Goliath, qui savait à quoi s'en tenir et qui avait reçu de La Rivière la haute main sur cette expédition, les rassura sur ce sujet et les confirma dans cette idée.
Les ombres, du reste, ne tardèrent pas à diminuer et à s'éclipser tout à fait.
Le baron de Chartille et ses amis s'étaient en effet concertés. Ils avaient eu d'abord l'idée d'agir ensemble. Mais ils avaient promptement reconnu que c'était là une chose impraticable.

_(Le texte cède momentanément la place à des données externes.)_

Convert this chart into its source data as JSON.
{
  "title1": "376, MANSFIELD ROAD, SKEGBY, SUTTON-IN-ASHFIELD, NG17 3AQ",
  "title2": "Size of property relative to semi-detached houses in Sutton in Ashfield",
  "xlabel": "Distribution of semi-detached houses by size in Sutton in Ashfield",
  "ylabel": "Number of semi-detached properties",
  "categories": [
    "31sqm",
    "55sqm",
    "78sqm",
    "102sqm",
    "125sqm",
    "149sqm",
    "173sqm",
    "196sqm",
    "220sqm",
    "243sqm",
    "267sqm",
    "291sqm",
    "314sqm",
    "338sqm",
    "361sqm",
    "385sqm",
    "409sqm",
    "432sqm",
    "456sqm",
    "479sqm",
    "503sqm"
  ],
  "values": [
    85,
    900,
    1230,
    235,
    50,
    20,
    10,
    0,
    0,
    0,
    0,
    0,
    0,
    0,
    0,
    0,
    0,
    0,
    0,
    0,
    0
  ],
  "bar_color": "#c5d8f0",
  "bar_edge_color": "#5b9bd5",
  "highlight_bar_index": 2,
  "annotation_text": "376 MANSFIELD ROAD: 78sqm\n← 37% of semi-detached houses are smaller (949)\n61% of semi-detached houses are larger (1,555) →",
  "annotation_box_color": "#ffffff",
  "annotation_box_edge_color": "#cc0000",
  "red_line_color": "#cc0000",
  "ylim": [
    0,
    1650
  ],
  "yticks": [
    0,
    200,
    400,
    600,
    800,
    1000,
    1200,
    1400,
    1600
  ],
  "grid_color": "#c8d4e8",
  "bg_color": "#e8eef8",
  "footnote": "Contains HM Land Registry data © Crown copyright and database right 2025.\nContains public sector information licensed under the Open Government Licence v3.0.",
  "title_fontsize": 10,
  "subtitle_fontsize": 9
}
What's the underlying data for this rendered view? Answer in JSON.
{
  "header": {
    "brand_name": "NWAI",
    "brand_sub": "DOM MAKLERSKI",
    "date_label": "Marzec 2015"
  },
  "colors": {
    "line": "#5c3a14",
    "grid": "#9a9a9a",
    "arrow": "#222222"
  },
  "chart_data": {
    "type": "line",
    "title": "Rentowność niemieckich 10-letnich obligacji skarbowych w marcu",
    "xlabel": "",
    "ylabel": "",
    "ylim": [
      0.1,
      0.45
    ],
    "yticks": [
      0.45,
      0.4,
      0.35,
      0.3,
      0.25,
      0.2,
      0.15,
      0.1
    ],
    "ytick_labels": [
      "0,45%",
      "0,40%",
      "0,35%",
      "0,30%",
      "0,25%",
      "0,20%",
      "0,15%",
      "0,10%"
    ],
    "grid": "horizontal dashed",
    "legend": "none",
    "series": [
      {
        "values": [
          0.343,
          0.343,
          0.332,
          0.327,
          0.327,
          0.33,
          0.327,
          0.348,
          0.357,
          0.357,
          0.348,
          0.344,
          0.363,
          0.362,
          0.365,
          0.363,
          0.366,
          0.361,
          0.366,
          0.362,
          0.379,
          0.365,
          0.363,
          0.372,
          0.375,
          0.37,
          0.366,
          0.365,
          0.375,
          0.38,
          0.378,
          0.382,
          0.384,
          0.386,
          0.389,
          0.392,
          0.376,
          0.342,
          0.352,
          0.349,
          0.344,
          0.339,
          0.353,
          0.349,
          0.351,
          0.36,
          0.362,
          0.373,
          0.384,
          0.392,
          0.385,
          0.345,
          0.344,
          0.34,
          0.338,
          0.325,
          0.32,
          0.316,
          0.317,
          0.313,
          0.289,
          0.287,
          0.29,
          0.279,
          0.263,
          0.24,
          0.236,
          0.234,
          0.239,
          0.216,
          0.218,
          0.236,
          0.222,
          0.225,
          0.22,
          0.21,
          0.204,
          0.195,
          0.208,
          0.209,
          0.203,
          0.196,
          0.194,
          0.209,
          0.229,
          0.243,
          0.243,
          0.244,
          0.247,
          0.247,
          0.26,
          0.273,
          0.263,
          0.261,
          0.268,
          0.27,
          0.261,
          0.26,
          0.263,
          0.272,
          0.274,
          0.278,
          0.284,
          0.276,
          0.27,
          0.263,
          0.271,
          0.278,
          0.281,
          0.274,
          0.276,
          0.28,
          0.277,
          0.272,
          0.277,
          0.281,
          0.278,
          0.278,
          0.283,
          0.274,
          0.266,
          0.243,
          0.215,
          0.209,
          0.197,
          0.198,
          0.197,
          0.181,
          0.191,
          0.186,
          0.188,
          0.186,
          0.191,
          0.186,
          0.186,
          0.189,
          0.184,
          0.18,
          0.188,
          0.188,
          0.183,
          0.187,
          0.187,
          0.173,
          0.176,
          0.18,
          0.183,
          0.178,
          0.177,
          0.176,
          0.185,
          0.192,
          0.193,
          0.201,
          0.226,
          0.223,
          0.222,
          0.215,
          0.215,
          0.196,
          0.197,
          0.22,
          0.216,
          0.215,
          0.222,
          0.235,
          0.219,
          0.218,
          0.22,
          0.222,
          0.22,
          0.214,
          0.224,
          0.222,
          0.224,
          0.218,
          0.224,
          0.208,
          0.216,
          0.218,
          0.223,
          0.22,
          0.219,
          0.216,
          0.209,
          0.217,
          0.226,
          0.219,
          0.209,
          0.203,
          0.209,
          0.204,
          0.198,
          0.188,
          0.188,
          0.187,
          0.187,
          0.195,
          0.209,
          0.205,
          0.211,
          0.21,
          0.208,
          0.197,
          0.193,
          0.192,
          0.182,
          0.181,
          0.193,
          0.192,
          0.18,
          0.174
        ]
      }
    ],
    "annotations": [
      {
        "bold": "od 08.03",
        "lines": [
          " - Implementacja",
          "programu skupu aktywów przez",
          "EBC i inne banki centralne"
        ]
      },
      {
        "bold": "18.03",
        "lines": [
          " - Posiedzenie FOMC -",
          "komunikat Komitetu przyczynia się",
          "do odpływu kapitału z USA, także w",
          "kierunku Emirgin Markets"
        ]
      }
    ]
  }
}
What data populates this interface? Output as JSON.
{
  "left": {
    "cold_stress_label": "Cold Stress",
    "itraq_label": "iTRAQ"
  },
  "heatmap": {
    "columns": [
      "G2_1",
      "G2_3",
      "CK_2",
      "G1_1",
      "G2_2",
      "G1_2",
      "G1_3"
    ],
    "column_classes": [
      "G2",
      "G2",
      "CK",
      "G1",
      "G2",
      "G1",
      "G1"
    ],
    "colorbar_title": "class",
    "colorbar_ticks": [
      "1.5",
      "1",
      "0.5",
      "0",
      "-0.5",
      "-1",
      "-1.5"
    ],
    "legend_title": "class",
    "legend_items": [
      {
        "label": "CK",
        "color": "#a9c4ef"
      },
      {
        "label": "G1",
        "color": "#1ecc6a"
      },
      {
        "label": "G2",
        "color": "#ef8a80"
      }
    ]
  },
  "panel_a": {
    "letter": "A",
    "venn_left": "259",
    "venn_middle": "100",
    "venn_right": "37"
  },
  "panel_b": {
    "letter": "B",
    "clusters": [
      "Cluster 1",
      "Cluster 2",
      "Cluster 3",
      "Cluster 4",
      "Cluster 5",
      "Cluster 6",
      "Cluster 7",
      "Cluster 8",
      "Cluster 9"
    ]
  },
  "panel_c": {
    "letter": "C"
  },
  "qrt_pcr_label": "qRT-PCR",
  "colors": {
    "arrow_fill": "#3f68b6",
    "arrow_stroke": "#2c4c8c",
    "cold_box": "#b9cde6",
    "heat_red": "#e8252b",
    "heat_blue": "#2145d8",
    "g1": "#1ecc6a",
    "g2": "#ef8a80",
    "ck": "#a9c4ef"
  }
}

Ne sachant en aucune façon ce qui se passait et à qui ils avaient affaire, songeant que l'imprévu peut à tout instant modifier le plan le mieux conçu, ils décidèrent d'agir isolément.
Pivoine, le Normand et La Rose furent renvoyés aux Armes de Bretagne, avec consigne d'avoir l'oreille au guet et de se tenir prêts au premier signal.
Le baron qui pouvait officiellement pénétrer dans l'hôtel, se chargea de veiller dans une des pièces voisines de la chambre de la marquise.
Le nain retourna avec les exempts, afin de pouvoir, au besoin, les mettre au service du baron et de ses amis, et les empêcher, au contraire, d'intervenir au cas où on aurait intérêt à ce que la police ne se mêlât pas de ce qui se passerait.
Quant à Tony, il demanda à être partout à la fois, et pour commencer, entrant avec le baron par la grande porte, il se rendit dans le jardin afin de faire une ronde intérieure, tandis que les exempts, restés seuls sur le quai avec Goliath, faisaient la surveillance à l'extérieur.
Se rappelant ce que lui avait dit le nain, au sujet du vieux kiosque, ce fut là qu'il porta d'abord ses pas.